Houghton has gotten her hands on an artifact that she believes is the key to finding the Tears of the Moon; she enlists her uptight brother MacGregor (Jack Whitehall, TV’s “Good Omens”) to join her on a trip to South America in a quest to find the Tears of the Moon, proving their late father’s theories. The Houghtons aren’t alone in their quest, however; the eccentric and unsettling Prince Joachim (Jesse Plemons, “Judas and the Black Messiah”) – third son of Kaiser Wilhelm – also seeks the Tears of the Moon, though not for the same altruistic reasons.

Upon their arrival, the Houghtons must hire a boat. A confluence of standard goofy Disney-style circumstances lands them with Frank Wolff (The Rock), a small-time skipper who ekes out a meager living giving river cruises to tourists. Wolff is struggling, in debt to the area’s primary boat operator, the sleazy Nilo (Paul Giamatti, “Gunpowder Milkshake”). Despite some early conflict, Lily decides to hire Frank to help her with her search.

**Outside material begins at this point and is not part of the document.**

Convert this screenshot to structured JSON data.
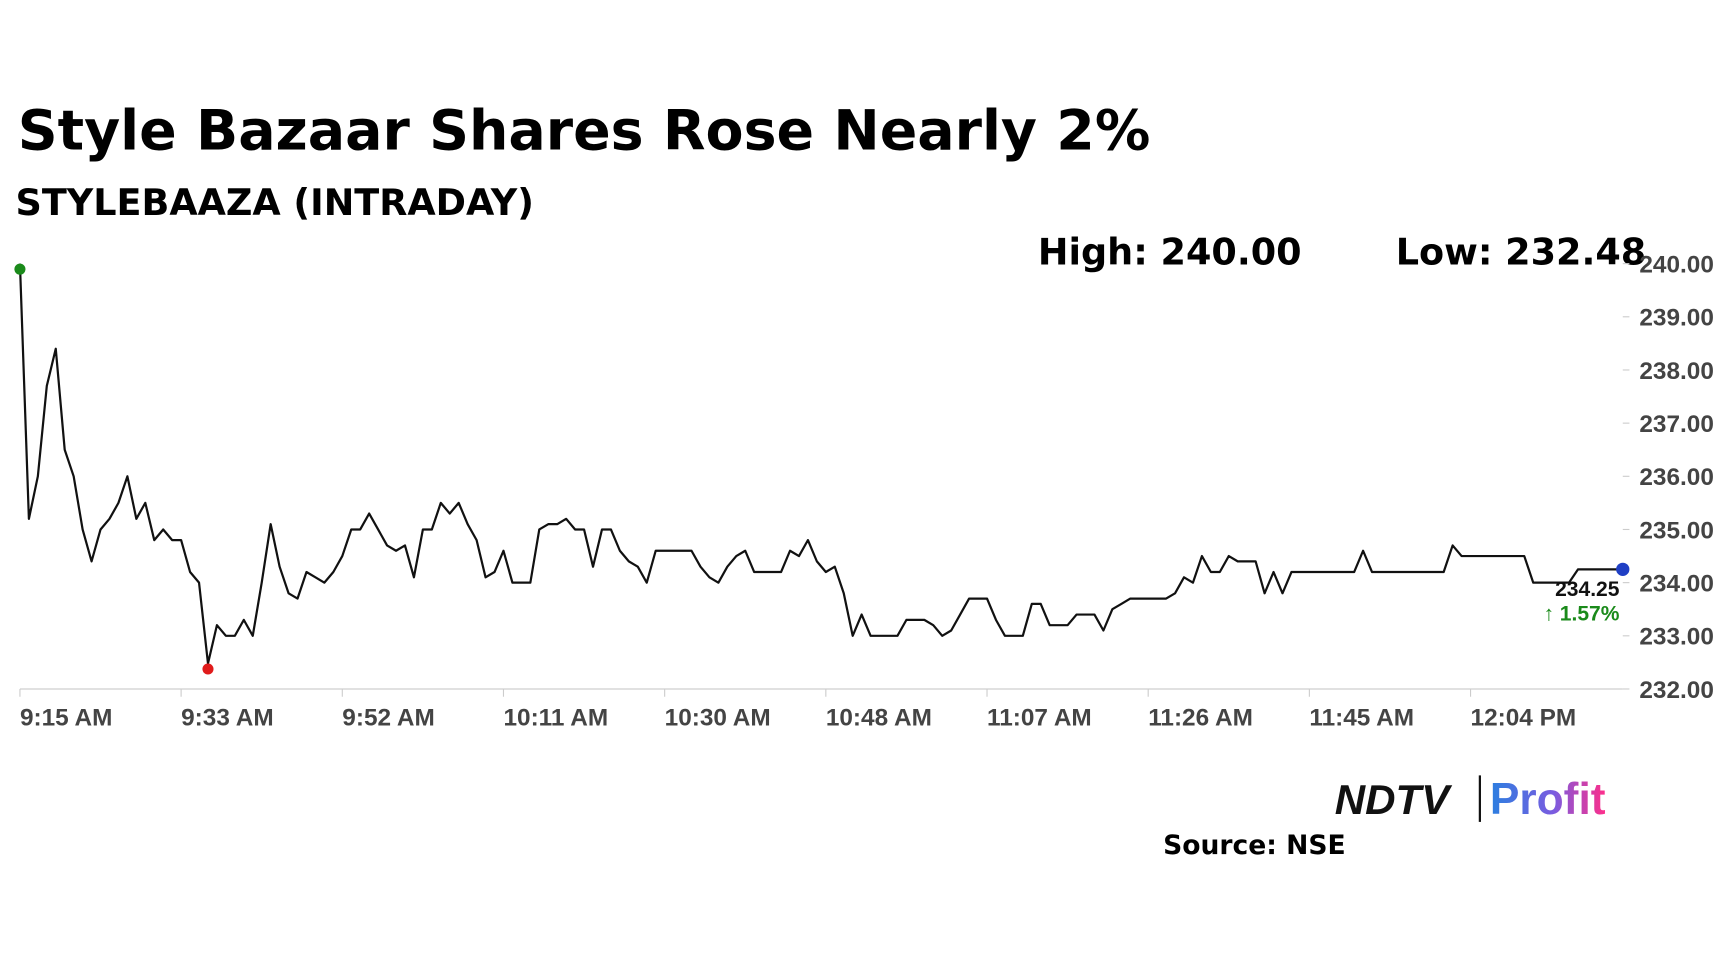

(“Early conflict” – I’m guessing you know the drill with regard to how THAT plays out.)

Of course, it isn’t as easy as all that. The trio face threats both natural and supernatural as they make their way up the Amazon on a journey that may ultimately prove futile, even as a variety of enemies plot against them. For there are those who will stop at nothing to gain control of the Tears of the Moon, no matter who they might have to destroy along the way.

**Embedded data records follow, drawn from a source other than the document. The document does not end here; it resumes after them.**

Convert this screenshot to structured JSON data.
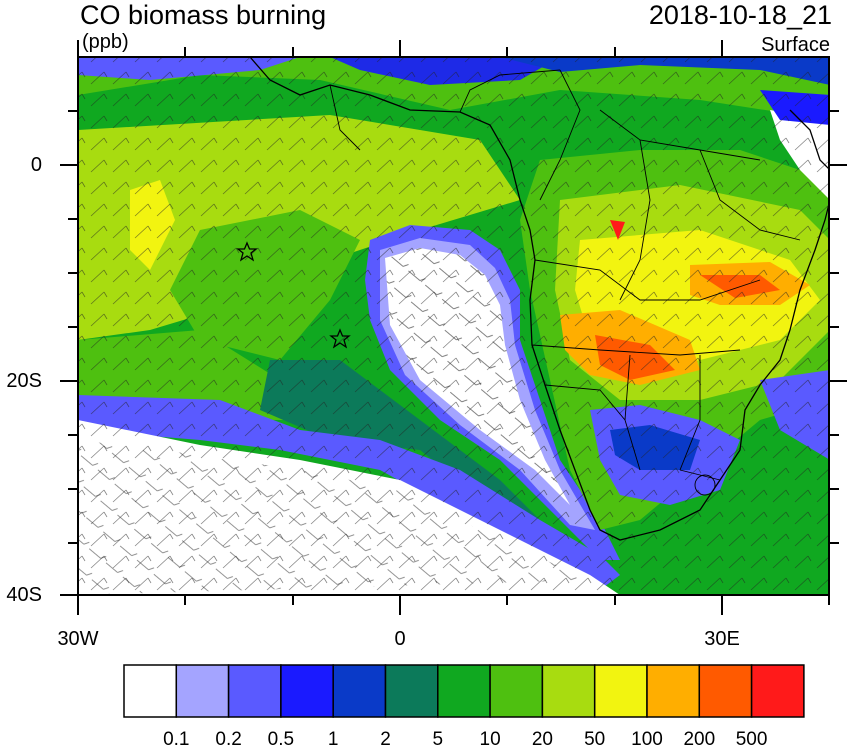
{
  "header": {
    "title": "CO biomass burning",
    "units": "(ppb)",
    "datetime": "2018-10-18_21",
    "level": "Surface"
  },
  "axes": {
    "y_ticks": [
      "0",
      "20S",
      "40S"
    ],
    "x_ticks": [
      "30W",
      "0",
      "30E"
    ]
  },
  "colorbar": {
    "colors": [
      "#ffffff",
      "#a4a4ff",
      "#5a5aff",
      "#1a1aff",
      "#0a3ac8",
      "#0c7a5a",
      "#10a820",
      "#4ec010",
      "#a8dc10",
      "#f2f410",
      "#ffae00",
      "#ff5a00",
      "#ff1a1a"
    ],
    "labels": [
      "0.1",
      "0.2",
      "0.5",
      "1",
      "2",
      "5",
      "10",
      "20",
      "50",
      "100",
      "200",
      "500"
    ]
  },
  "map": {
    "projection": "lat-lon",
    "lon_range": [
      -30,
      40
    ],
    "lat_range": [
      -40,
      10
    ],
    "features": [
      "coastlines",
      "country borders",
      "wind barbs"
    ],
    "markers": [
      {
        "type": "star",
        "lon": -14.5,
        "lat": -8
      },
      {
        "type": "star",
        "lon": -5.5,
        "lat": -16
      }
    ]
  }
}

As far as IP cash grabs go, “Jungle Cruise” could have been worse. It could have been a lot better, mind you, but it could have been worse. There’s a charm to this sort of freewheeling adventure movie, even if it is overladen with often-obvious CGI effects. Even with the slightly more adult rating, this is essentially a movie for kids, though it does make some vague efforts at appealing to older audiences.

And there’s nothing wrong with that – it is Disney, after all.

The truth is that there are some rather appealing aspects to this film. My personal affection for The Rock is well-documented at this point, and this movie is a good fit for him – he excels in these situations where he’s not asked to do much more than let his natural charisma shine. He’s got some jokes, he’s got some action – it’s his wheelhouse. And it’s a surprisingly good match with Emily Blunt; she’s perhaps not his typical co-star, but she’s plenty charming in her own right and the two of them have a screwball comedy dynamic that goes a long way to compensating for some of the movie’s narrative flaws. Basically, the plot is thin, but you don’t care as much because these two are fun to watch.

That said, you care a little. The story meanders hither and yon without much urgency; the film’s 127-minute runtime could have easily been shaved by 10 or 15 minutes. There are spots where the film feels padded, as though someone in an office somewhere demanded at least two hours. Something more streamlined might have been more effective.

One place where that streamlining might have helped is to remove some of the nigh-ubiquitous CGI. I understand both its utility and necessity for a film like this, but there are at least a handful of overly-produced moments that simply fall flat because of that technological overreliance.

But again, Blunt and The Rock help carry the day. Whitehall is also very good, lending his own particular goofball charm to the proceedings. Plemons continues his tendency to play oddballs and weirdoes, much to this film’s benefit; he’s both low-key and over-the-top here. Ramirez largely plays it straight, even as his assorted compatriots camp it up; it’s a good choice. Giamatti is clearly having a blast with his own oddly-accented sketchiness.

No one expects great cinema from a film like “Jungle Cruise.” It’s a movie based on a theme park ride – you’re not going to get “Citizen Kane.” But for those who like popcorn-munching adventure fare, you could do worse, particularly when you have a central pairing like The Rock and Emily Blunt bantering and brawling their way through the film’s center. It’s fun, and sometimes, that’s all you need.